Summer Festival Spotlight: Patrick Harlin

Resident composer Patrick Harlin comes to the 2012 Mizzou New Music Summer Festival from Ann Arbor, where he currently is working toward a doctoral degree in music composition from the University of Michigan.

Born in Salt Lake City and raised in Seattle, Harlin (pictured) has been composing and playing piano since age 8. He earned his undergraduate degree at Western Washington University, where he received the Ford Hill Piano Scholarship, the Western Washington Piano Department scholarship, and many other awards. Harlin then moved to Ann Arbor to study for his Master’s degree, which he completed last year.

Though classically trained, Harlin considers his love of jazz, electronic and modern music to be integral to his output as a composer. He also has a keen interest in acoustic ecology – the effect sound has on the environment – which has led to works that reflect natural processes and landscapes, formally and sonically.  He also recently guest lectured on acoustic ecology and the natural world at the University of Iowa.

In addition to his work as a composer and pianist, Harlin taught advanced aural skills to second year music majors at WWU, and has worked as a copyist and/or engraver for Samuel Adler, Michael Daugherty and Roger Briggs, including the engraving the piano reduction of Daugherty’s recent Grammy Award winning composition Deus ex Machina. He also maintains a private studio in Ann Arbor where he teaches music composition and piano to students of all ages and experience levels.

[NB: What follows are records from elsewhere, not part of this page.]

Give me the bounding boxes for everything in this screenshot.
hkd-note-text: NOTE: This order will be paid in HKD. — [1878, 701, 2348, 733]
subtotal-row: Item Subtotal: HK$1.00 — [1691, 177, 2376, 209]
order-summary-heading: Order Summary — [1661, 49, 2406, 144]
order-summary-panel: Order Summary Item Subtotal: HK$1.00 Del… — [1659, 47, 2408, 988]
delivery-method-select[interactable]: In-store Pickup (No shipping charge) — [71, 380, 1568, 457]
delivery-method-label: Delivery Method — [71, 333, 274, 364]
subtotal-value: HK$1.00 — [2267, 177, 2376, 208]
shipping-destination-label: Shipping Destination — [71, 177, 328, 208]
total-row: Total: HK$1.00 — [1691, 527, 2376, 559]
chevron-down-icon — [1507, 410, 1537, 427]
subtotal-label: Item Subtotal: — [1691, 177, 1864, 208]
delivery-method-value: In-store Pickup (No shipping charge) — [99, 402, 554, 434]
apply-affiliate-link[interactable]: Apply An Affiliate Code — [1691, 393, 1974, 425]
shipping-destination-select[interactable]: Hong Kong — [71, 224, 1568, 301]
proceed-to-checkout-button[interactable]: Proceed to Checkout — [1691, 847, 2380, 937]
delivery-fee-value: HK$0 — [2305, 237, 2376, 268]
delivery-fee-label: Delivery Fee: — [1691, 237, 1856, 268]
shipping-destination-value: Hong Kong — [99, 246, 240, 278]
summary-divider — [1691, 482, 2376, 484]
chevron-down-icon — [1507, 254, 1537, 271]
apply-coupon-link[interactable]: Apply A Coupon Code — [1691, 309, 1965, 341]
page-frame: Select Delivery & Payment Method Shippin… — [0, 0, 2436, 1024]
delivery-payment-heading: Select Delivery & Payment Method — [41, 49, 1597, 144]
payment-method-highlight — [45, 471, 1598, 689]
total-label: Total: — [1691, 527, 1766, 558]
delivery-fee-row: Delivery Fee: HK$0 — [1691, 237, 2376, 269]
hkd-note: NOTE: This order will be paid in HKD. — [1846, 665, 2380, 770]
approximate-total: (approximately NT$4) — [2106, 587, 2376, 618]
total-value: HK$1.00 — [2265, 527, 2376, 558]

Also in Ann Arbor, Harlin recently won the Lightworks Film Festival award for best original score, and was featured in June on the news site In the embedded players below, you can hear some samples of Patrick Harlin’s music, and there’s more audio of his work available on his SoundCloud page.

Patrick Harlin’s Landscapes, Movement Two

Harlin performs the third part of his piece Three American Sketches in May 2008 at Western Washington University.

Summer Festival Spotlight: Brian Ciach

A skilled pianist as well as a composer, Brian Ciach has created a wide variety of original music, from solo piano pieces to orchestral works to electronic music. As one of the resident composers for the 2102 Mizzou New Music Summer Festival, Ciach (pronounced “SIGH-ack”) has written a new piece for Alarm Will Sound called The Einstein Slide.

Inspired by a slice of Albert Einstein’s brain displayed in the Mütter Museum in Ciach’s home town of Philadelphia, the new work is puckishly termed “an appendix” to Collective Uncommon: Seven Orchestral Studies on Medical Oddities, which Ciach wrote in 2011 for his doctoral dissertation in music composition at the Indiana University Jacobs School of Music.

Ciach’s sly sensibilities also are on display in Blank Slate, another new work composed for the percussion quartet Square Peg Round Hole that is played entirely on “found” instruments and includes a movement called Vegetable Requiem.

An assistant professor of music theory and composition at Murray State University in Kentucky, Ciach (pictured) was selected earlier this year to be the first participant in the Subito Composer Fellowship program, developed in partnership with the Minnesota Orchestra Composer Institute.

His music has been performed across the United States and in Germany and Italy by ensembles including The Minnesota Orchestra, the Indiana University Concert Orchestra, the Indiana University New Music Ensemble, the Percussion Ensembles of Indiana University and the University of Buffalo, and others.

Before receiving his doctorate from Indiana in May of this year, Ciach earned his Master’s degrees in composition and piano performance at Temple University. He previously has taught music at West Chester University, Indiana University Jacobs School of Music, and Ball State University.

In the embedded video windows below, you can see and hear some examples of Brian Ciach’s music and watch do a presentation about Collective Uncommon.

Ciach performs his Two Berlin Preludes

Ciach’s A Quite Dream of a Place/Un posto da sogno (Venice), the first movement of his extended 2010 composition Road Trip. Recorded April 21, 2011 in Auer Hall at Indiana University by the Indiana University New Music Ensemble, directed by David Dzubay, and soprano Sharon Harms.